A lack of sophistication isn't the same as a lack of intelligence, as many falsely assume. If anything, being a redneck is all about freedom: freedom from creative limits, freedom from shame, freedom from man-pleasing, freedom from social climbing, freedom from status obsession.

It isn't just anybody who can make the hard decisions in life with such clarity. Want to live on 40 acres with a pond and pasture? Can't afford to build a house on it? Back up a double-wide, take the wheels off, and you're on the country side before noon. Want something fun to drive, but don't have the coin for a Corvette? Slap a cam and a roots blower on a smallblock, and stick it in anything with good tires and clean seats. If the hood won't fit anymore, just lean it against the shed next to your spare windshield. You might need it later, if your wife wants her car back.

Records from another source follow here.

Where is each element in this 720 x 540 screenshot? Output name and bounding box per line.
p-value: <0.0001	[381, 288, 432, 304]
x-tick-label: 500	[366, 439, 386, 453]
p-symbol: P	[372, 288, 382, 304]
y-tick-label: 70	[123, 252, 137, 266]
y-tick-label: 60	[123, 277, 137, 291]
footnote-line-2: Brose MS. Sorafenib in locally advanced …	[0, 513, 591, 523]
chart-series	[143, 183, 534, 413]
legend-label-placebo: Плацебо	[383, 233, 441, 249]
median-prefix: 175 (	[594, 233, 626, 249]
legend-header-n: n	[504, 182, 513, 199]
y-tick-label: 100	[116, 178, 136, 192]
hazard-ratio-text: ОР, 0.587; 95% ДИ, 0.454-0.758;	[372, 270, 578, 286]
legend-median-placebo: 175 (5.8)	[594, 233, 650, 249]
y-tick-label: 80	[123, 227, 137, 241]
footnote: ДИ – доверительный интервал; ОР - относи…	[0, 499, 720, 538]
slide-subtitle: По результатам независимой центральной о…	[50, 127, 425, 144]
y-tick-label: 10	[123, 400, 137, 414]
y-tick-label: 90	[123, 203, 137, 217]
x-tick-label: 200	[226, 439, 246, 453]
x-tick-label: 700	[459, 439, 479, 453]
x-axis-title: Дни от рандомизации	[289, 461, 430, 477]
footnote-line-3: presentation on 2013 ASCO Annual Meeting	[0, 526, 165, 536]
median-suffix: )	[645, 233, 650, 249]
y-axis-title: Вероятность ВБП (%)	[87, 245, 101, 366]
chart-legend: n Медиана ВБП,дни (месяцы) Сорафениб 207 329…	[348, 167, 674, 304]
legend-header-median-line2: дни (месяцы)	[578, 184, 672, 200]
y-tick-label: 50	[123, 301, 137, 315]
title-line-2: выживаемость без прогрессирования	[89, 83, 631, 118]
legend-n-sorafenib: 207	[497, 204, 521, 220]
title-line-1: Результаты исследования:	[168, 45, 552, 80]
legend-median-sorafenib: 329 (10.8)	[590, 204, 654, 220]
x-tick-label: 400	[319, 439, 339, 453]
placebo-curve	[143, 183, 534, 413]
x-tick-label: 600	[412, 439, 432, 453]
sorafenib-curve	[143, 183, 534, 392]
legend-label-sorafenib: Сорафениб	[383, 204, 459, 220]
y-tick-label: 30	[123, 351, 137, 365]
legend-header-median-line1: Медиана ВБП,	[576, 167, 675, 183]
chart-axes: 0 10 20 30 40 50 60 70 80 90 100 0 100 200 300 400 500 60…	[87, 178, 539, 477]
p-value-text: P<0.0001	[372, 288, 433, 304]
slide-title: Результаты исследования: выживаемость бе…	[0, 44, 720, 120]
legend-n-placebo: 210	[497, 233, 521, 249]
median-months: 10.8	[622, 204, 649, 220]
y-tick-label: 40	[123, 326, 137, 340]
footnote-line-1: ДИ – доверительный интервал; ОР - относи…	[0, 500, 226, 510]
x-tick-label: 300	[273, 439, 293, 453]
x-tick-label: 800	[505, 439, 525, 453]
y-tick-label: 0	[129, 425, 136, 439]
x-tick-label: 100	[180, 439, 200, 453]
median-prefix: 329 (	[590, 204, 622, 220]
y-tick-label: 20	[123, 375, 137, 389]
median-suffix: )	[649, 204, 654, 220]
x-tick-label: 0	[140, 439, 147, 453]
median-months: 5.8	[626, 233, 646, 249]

Rednecks have a lot to teach us in fancy-go-to-meeting suburbia. Live like you're dying, drive it like a rental, think big, live small, and for goodness sake, when you hear Sweet Home Alabama, TURN IT UP!

TB said...

I would be more than happy with the motorcycle.

I no longer have to fish from the shore. though I believe I will have to use oars for the time being until I can upgrade to a motor. Thanks for the Idea.

AJF said...

Vintage Davis answer! You're right on man.

Frontier Forest said...

Beien’s the fact that only me and Malcolm is from Oklahoma, don’t know if a yank's got the right to call youren’s a genuene redneck or not?
Have you ever taken Shari and the boys a noodling? Why, there aint’ nothing like diving into them creeks, river and dirty lakes in search of bank-dwelling catfish big enough to put a saddle on em. Getting down, only your head sticking out, just below the waters edge, feelen’ and searchen’ around for a deep hole, till you feel somen a nibbling on ya, and then shoving your hands down the throat of a 60 pound catfish.... well this here, will separate the pick-necks from the real red-ones. After all, a real redneck put down them bows and arrows and takes their entire families a handfishen.

jmalcolm said...

Hate to disagree with Brother Wood, but having spent a lot of time in western NY, may take agrees with Mark. A neck is a neck, they just have different accents. In western NY they are volunteer firemen, know the cheapest Friday fish fry and drink Genessee beer

AJF said...

Don't forget "Old Milwaukee"...on a really special occasion- Molson.

Also, Tim Horton doughnuts and the Erie County Fair.